Wiggle room is the extent to which a player can make a mistake without losing the attempt. Wiggle room is a good thing; affording little or none of it, for example with enemies that kill the player in one hit, or time limits only slightly laxer than the fastest possible time, is cheap difficulty. Players are easily frustrated by being killed by a single mistake after a minute of immaculate play.
Thus, instead of failing the player instantly for a single mistake, make the mistakes harder to avoid. Make the enemies faster and more aggressive instead of killing the player in one hit. For games with melee combat based on avoiding attacks, a rule of thumb is that enemy attacks should take at least 3 hits to kill the player. Exceptions can be made with good reason.
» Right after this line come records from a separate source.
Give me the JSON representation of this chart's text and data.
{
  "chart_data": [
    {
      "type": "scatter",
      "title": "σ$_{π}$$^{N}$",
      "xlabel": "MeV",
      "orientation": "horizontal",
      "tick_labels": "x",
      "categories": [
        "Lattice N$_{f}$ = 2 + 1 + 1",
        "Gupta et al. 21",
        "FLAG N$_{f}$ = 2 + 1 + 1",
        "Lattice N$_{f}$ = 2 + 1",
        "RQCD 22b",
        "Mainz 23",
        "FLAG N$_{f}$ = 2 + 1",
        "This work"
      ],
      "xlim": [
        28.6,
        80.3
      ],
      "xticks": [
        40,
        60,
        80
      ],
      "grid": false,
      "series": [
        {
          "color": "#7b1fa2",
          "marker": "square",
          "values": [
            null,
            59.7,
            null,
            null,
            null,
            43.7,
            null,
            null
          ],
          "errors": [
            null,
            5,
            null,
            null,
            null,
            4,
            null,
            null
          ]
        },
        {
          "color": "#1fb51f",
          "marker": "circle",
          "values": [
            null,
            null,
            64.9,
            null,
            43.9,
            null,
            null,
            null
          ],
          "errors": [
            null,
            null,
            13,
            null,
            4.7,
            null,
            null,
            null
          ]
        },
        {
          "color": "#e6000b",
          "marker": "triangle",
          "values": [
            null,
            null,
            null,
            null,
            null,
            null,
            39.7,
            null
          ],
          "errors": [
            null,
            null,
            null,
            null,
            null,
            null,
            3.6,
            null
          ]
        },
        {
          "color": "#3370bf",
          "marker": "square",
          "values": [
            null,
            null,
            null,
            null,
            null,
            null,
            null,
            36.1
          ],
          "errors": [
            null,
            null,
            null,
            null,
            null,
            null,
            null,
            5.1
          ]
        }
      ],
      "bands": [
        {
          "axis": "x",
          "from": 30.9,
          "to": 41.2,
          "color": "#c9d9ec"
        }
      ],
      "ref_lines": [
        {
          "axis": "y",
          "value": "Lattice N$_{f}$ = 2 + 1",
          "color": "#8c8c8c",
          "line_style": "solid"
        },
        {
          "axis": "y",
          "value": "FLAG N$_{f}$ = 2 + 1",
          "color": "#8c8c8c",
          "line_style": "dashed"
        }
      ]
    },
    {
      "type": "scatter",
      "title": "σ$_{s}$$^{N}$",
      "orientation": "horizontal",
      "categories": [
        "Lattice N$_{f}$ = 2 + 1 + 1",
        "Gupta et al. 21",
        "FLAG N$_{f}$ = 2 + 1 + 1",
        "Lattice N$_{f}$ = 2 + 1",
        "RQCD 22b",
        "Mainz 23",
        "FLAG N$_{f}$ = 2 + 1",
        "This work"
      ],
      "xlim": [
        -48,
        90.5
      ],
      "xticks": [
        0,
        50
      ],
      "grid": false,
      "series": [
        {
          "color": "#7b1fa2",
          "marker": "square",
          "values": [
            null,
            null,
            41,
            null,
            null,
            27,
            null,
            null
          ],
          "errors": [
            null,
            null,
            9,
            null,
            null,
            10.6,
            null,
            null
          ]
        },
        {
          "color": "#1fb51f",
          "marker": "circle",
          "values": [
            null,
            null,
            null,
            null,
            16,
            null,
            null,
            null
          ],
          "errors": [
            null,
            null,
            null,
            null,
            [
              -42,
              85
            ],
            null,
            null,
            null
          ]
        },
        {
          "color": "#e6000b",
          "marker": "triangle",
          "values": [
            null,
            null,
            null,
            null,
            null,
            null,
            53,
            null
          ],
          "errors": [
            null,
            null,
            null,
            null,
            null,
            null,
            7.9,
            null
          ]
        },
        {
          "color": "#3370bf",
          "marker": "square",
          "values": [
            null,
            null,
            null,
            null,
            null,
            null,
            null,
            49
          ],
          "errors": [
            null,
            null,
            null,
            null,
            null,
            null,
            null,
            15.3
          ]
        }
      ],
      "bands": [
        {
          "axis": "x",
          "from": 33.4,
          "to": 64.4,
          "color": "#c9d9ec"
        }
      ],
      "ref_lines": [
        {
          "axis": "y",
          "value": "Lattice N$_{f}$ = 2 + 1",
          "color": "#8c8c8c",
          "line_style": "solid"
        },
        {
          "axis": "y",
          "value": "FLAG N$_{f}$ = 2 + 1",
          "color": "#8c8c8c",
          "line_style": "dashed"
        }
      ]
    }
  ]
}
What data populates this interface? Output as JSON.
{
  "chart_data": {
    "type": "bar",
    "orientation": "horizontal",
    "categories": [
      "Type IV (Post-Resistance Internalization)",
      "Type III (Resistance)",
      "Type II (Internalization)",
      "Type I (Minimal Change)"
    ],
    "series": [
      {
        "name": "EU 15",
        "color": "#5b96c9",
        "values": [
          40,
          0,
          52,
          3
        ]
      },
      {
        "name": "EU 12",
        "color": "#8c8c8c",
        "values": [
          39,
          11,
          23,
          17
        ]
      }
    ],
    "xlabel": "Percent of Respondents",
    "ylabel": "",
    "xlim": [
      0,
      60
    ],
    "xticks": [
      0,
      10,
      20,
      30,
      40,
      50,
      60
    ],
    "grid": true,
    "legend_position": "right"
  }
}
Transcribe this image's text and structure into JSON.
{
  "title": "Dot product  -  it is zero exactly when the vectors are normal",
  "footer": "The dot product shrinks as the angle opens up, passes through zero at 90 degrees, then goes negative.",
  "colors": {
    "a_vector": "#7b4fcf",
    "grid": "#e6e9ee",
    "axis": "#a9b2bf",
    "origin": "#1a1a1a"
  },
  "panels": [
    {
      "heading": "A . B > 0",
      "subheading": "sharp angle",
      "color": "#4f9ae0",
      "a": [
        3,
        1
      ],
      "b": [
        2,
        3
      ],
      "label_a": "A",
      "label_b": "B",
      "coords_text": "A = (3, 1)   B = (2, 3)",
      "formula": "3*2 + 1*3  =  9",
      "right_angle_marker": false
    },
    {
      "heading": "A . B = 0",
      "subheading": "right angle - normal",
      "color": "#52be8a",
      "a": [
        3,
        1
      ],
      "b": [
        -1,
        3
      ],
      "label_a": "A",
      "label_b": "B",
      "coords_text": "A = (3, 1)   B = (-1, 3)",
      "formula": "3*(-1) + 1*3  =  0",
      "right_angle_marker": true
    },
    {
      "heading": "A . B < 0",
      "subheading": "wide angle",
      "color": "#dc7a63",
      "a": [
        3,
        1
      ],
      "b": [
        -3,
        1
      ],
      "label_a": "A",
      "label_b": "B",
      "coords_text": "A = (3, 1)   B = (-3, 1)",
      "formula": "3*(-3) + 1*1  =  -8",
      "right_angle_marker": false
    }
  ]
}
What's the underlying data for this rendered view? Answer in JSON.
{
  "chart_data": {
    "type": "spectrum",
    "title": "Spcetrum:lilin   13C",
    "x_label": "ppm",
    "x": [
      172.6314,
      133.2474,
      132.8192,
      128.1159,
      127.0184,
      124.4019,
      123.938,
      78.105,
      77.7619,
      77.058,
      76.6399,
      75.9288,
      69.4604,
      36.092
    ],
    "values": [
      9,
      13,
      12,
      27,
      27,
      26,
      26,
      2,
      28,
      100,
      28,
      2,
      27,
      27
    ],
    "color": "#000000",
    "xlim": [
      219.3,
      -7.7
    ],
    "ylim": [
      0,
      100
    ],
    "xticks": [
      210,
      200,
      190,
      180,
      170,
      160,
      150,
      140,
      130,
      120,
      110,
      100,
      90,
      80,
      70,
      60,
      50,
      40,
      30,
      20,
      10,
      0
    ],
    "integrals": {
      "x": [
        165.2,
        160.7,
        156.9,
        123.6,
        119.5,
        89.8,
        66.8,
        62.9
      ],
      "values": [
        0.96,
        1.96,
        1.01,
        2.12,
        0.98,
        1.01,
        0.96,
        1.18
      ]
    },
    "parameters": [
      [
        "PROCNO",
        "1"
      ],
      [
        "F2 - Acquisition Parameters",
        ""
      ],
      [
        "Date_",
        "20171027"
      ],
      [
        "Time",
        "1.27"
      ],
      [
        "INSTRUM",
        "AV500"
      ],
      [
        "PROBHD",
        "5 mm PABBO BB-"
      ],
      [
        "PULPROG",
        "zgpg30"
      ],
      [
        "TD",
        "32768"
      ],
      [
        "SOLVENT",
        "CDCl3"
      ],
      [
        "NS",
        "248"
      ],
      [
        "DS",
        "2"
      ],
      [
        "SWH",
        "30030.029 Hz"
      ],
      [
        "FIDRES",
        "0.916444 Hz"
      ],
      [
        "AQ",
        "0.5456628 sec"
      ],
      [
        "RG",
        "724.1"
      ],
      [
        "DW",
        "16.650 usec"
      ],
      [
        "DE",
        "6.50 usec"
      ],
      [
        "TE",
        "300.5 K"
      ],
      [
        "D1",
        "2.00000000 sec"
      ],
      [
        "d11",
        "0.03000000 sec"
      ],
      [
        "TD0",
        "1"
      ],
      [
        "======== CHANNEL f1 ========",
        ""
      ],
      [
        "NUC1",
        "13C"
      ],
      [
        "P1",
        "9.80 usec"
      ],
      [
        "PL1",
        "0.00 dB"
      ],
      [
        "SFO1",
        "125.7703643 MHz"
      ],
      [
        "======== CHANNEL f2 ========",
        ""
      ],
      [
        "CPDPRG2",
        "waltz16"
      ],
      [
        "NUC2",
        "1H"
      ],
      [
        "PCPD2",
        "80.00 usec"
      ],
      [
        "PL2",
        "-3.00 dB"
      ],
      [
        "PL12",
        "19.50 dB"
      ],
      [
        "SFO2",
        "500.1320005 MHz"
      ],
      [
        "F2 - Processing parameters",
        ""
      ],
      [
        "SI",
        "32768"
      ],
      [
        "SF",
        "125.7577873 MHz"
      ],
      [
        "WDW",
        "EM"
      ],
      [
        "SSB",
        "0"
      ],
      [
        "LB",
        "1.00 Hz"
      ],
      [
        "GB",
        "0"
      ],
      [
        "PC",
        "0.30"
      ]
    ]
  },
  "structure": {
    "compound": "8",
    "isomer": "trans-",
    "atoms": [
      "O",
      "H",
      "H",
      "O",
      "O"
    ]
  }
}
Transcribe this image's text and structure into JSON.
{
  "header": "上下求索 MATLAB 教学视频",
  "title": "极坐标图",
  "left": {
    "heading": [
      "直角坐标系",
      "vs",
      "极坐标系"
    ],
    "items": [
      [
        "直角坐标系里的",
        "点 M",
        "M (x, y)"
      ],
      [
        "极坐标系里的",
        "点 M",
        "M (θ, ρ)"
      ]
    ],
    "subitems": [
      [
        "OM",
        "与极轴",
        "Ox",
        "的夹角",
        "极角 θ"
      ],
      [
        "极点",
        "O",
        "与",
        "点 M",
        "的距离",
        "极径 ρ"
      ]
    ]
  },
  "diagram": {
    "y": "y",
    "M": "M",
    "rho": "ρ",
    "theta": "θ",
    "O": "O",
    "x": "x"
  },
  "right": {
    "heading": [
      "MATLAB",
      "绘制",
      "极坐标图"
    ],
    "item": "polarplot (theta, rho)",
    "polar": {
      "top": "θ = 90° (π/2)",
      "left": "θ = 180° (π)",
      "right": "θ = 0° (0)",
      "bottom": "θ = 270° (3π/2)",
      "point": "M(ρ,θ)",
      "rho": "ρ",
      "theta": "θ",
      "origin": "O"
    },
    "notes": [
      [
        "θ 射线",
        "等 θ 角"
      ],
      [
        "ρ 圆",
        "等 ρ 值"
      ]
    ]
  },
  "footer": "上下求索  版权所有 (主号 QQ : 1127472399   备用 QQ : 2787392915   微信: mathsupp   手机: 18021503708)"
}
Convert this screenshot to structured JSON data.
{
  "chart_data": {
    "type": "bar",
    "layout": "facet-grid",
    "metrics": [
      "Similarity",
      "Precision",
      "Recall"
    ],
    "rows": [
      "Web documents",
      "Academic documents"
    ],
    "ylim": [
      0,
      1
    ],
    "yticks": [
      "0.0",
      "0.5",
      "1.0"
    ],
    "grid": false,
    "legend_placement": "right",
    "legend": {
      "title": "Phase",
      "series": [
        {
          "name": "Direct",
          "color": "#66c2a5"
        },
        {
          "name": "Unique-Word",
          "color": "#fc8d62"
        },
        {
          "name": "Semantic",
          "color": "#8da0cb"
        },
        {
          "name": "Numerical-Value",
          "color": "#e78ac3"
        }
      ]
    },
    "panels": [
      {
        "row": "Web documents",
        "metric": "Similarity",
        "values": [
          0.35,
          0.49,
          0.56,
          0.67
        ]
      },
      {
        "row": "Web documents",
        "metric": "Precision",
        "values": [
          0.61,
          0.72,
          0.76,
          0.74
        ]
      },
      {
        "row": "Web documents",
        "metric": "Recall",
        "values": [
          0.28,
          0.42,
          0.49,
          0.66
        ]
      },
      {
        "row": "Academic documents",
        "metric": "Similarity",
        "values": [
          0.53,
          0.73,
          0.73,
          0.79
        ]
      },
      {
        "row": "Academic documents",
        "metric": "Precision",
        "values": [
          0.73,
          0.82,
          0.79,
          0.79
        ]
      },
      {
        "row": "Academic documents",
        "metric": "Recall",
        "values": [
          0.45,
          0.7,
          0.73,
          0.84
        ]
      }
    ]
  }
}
Excessively long sections are a similar way of dragging out a non-engaging game experience so that it becomes as hard to get through as a well-designed and balanced challenge. In Final Fantasy 13 some bosses have so much health that my winning attempt lasted *20 minutes*. Even people who are very good at something make mistakes if forced to do it for long enough, and so the result of unreasonably tough enemies is that to pass the player has to be *much more* than good enough to avoid most mistakes, meaning most of the time spent fighting it isn't very engaging. Not to mention it means more lost progress if the player loses. Instead, make the enemy more dangerous while you're fighting them, but don't force the player to do it for as long.